"Wholesale penetration of subducted lithosphere would destroy the primordial mantle," said Wang-Ping Chen, a UI professor of geophysics and a researcher at the Mid-America Earthquake Center. "Mixing isn't as severe as once thought: A lot of material may never enter the deep Earth."
As reported in the June 29 issue of the journal Science, Chen and doctoral candidate Michael Brudzinski used seismic wave speeds and earthquake ruptures to investigate the nature of subducting lithosphere and deep earthquakes near Fiji. At this region, the cold Pacific plate is plunging beneath the Indo-Australian plate at nearly 20 centimeters per year - five times faster than movement along the San Andreas fault in California.

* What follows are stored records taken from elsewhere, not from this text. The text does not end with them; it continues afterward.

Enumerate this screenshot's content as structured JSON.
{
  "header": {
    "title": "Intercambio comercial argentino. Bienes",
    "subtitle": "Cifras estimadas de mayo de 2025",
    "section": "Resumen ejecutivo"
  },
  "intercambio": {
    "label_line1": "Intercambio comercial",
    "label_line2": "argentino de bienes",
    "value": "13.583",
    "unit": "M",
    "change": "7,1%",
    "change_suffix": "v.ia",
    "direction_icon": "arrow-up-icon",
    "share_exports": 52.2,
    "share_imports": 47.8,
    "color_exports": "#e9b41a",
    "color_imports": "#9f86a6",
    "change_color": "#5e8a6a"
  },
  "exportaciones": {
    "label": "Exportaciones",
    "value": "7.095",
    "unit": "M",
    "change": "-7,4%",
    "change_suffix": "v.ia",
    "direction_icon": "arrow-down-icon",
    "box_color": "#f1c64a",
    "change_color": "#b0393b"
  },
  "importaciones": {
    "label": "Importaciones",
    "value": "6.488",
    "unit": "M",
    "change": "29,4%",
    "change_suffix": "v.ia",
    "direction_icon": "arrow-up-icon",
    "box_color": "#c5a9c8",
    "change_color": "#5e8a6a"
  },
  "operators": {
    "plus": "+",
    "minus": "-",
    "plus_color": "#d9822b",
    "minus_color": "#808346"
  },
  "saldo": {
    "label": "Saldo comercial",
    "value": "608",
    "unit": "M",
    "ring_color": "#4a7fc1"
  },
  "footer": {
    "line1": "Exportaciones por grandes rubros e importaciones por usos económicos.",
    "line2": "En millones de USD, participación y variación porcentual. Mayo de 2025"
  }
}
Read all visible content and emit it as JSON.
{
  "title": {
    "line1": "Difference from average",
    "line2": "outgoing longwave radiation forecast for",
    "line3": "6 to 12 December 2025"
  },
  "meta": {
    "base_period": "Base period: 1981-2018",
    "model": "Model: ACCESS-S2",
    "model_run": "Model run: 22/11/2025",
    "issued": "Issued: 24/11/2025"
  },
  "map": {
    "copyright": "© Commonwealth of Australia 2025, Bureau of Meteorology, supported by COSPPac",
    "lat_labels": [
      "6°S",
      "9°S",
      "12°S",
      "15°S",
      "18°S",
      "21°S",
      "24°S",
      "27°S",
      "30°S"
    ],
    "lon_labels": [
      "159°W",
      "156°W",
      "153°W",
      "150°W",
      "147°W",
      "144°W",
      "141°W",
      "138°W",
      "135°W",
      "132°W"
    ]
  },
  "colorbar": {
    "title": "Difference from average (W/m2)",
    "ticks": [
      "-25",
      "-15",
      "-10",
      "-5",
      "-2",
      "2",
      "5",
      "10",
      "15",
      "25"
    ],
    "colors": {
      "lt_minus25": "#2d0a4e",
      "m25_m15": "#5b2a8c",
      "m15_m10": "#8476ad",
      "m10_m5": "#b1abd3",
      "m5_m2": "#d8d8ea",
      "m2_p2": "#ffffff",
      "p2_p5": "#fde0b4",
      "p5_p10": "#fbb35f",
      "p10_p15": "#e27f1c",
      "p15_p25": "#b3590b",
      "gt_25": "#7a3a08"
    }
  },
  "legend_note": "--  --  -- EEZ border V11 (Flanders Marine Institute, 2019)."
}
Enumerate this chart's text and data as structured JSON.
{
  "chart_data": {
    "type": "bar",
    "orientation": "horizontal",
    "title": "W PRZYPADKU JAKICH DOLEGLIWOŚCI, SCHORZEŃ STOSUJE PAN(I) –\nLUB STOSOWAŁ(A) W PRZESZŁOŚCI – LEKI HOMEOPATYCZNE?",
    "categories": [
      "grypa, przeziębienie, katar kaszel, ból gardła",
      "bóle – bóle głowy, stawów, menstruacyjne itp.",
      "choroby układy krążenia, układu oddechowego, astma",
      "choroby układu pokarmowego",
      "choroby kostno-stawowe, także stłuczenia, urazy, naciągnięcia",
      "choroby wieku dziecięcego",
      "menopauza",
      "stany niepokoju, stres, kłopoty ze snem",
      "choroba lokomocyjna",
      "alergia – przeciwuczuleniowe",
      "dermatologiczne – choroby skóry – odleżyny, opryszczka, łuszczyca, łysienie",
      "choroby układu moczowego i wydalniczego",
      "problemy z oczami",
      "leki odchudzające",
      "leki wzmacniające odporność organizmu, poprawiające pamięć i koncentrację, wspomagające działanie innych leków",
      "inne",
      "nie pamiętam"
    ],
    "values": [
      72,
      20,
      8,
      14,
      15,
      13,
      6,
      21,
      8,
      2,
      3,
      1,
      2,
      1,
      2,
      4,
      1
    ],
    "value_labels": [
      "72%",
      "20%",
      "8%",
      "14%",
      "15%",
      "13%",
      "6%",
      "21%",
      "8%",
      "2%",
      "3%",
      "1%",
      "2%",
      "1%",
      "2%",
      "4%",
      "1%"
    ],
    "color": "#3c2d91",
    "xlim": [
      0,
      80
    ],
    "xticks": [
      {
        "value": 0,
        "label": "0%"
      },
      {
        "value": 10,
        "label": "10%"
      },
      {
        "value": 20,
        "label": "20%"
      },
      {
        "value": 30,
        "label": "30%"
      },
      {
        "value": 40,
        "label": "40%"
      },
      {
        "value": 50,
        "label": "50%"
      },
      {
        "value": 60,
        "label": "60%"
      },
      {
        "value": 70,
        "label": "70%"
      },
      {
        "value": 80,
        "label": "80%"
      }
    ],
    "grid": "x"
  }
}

In addition to the usual pattern of deep earthquakes along most subduction zones, the researchers identified a group of deep earthquakes off to the side. "This expansive cluster of earthquakes extended hundreds of kilometers above and to the west of the active subduction zone," Chen said, "making it difficult to connect these outboard earthquakes with the actively subducting lithosphere." The most plausible explanation, Chen said, is a large slab no longer attached to the subducting lithosphere. "This detached slab may be from a previous episode of subduction along a nearby trench about 5 to 8 million years ago. The subduction zone then shifted its geometry, leaving behind a large remnant."
If similar slabs exist elsewhere, a substantial amount of subducted material may never penetrate deep within Earth, thereby preserving a significant primordial component of the mantle, Chen said. "We are not saying that subducted lithosphere never goes to great depth - but the extent of such deep recycling is much less than some researchers believe."
Chen and Brudzinski also pointed out that seismic wave speeds, alone, are an inadequate indicator of the temperature of the material through which the waves pass. The chemical composition and crystal structure of the rocks also must be carefully considered.
"Temperature and pressure change the crystal structures of rock below certain depths," Chen said. "We found that seismic waves traveling through the cold, remnant slab have about the same speed as in the surrounding mantle material, which has already changed to a denser crystal structure."
Cold temperature of the subducting lithosphere hinders its transition to a denser material, a mechanism that triggers deep earthquakes in laboratory experiments, Chen said.